In the following code:

async def main():
    import dask.array as da
    import numpy as np
    from distributed import Client
    client = Client(threads_per_worker=12, n_workers=1, asynchronous=True)

    depth = (1, 0)
    arr = da.from_array(np.zeros((4, 4), dtype=np.int64), chunks=(2, 2))
    print(arr.chunksize)
    padded = arr.map_overlap(func=lambda x: x, depth=depth)
    print(padded.chunksize)  # wrong chunk sizes
    padded.compute_chunk_sizes()  # crush!!

    await client.close()


if __name__ == '__main__':
    import asyncio
    asyncio.run(main())

I got a program crush with message “‘coroutine’ object is not iterable”. This would run fine in a synchronous environment, but in my case I need an asynchronous client and was unable to run this function. How should this be handled?

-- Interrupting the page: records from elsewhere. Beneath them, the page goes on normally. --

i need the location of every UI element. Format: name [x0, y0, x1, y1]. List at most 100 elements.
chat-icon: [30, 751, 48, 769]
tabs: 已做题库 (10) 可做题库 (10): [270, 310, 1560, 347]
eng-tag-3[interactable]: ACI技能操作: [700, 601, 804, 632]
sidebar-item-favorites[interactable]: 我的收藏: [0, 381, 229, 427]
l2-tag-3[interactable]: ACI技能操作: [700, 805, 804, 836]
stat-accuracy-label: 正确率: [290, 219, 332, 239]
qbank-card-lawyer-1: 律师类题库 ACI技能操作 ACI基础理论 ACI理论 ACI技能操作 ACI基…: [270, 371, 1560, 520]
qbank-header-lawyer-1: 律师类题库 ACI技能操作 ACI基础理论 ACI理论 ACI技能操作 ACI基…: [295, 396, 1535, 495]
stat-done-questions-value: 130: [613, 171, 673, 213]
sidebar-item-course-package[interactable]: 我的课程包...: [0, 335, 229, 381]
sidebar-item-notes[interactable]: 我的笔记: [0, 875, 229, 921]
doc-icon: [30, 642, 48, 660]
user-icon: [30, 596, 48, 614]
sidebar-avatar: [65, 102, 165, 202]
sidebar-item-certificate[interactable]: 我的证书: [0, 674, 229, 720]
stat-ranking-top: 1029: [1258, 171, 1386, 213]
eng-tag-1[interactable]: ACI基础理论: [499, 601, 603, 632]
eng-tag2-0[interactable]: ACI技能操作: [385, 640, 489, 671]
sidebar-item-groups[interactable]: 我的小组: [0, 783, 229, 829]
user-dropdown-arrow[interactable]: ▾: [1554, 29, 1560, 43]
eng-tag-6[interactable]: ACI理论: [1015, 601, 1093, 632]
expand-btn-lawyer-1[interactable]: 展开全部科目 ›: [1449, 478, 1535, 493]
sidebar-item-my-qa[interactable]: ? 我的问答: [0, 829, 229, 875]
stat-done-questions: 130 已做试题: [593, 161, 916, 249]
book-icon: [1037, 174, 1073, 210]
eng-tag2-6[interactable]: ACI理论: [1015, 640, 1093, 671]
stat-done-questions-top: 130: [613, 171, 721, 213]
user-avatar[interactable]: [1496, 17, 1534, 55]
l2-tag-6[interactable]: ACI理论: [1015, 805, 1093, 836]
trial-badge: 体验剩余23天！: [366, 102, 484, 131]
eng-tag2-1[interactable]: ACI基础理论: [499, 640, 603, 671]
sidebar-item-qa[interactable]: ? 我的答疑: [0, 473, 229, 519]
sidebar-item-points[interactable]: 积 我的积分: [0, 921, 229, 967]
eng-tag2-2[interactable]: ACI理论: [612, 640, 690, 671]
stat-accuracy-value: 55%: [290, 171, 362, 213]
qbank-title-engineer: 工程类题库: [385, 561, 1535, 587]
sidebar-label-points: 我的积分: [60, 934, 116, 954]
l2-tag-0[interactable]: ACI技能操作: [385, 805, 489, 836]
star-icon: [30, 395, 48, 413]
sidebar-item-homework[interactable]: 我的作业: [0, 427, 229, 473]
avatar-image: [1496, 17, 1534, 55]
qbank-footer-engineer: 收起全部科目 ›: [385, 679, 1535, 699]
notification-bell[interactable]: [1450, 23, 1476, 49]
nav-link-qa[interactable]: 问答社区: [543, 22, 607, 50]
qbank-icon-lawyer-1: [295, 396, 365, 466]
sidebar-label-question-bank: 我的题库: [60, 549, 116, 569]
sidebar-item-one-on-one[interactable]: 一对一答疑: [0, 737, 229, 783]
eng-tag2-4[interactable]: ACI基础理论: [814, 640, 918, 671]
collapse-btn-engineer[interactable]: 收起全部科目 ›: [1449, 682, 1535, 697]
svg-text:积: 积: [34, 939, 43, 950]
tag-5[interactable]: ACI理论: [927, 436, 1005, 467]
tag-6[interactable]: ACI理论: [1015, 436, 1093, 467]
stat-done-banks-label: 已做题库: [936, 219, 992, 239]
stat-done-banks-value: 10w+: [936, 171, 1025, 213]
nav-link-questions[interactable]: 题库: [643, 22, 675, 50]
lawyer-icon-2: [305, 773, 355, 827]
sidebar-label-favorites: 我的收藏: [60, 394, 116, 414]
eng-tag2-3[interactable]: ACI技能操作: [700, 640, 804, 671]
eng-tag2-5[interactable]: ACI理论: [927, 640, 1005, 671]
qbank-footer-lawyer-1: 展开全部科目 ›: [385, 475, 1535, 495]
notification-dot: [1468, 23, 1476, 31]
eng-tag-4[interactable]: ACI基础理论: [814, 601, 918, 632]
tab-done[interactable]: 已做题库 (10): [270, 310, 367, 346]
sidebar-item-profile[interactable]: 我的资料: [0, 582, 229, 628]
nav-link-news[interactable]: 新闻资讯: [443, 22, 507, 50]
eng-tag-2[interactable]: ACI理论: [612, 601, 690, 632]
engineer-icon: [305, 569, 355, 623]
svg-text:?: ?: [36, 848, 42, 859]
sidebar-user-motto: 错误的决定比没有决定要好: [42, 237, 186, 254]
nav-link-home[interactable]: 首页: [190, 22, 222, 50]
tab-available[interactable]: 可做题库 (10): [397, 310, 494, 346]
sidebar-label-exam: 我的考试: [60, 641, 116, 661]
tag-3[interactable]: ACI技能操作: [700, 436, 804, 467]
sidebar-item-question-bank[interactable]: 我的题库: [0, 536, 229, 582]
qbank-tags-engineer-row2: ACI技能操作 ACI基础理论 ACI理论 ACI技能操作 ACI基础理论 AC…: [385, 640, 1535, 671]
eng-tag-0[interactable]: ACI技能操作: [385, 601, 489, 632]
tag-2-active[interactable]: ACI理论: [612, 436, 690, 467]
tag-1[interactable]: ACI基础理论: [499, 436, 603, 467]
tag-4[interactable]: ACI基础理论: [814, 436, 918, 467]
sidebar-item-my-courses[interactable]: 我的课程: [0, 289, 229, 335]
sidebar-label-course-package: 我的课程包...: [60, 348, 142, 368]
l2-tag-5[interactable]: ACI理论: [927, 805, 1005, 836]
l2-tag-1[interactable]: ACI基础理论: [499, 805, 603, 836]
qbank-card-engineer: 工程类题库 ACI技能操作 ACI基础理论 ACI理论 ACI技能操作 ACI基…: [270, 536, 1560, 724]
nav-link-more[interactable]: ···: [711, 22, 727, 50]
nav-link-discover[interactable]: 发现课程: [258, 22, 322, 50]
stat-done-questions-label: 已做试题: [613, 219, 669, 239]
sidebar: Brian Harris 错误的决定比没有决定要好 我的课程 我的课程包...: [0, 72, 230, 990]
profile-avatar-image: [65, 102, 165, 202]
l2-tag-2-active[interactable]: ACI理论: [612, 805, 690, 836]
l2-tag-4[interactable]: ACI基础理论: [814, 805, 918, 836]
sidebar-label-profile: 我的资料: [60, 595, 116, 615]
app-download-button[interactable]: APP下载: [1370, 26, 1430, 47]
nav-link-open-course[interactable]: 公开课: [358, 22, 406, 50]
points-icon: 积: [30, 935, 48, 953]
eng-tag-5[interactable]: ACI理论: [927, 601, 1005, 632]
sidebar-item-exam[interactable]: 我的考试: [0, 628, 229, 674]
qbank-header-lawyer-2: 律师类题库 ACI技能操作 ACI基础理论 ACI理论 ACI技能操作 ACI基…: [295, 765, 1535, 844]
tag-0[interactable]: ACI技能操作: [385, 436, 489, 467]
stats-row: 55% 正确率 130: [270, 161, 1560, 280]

Any help would be welcome, thanks!

Hi,

I’m able to reproduce the problem, even in a notebook. I’m not an async expert, but I think that it comes from the fact that Dask computations are launched in the compute_chunk_sizes function. This result into the stacktrace:

---------------------------------------------------------------------------
TypeError                                 Traceback (most recent call last)
Cell In[5], line 1
----> 1 padded.compute_chunk_sizes()

File /work/scratch/env/eynardbg/.conda/envs/pangeo2411/lib/python3.13/site-packages/dask/array/core.py:1553, in Array.compute_chunk_sizes(self)
   1548     c.append(tuple(chunk_shapes[s]))
   1550 # `map_blocks` assigns numpy dtypes
   1551 # cast chunk dimensions back to python int before returning
   1552 x._chunks = tuple(
-> 1553     tuple(int(chunk) for chunk in chunks) for chunks in compute(tuple(c))[0]
   1554 )
   1555 return x

File /work/scratch/env/eynardbg/.conda/envs/pangeo2411/lib/python3.13/site-packages/dask/base.py:662, in compute(traverse, optimize_graph, scheduler, get, *args, **kwargs)
    659 with shorten_traceback():
    660     results = schedule(dsk, keys, **kwargs)
--> 662 return repack([f(r, *a) for r, (f, a) in zip(results, postcomputes)])

TypeError: 'coroutine' object is not iterable

I guess this method is not async compatible. Maybe you could try reimplementing it using an await call before the compute.

cc @jacobtomlinson,

Maybe the best is to open an issue with your reproducer?

This just looks like an outright bug. Could you open an issue with your reproducer?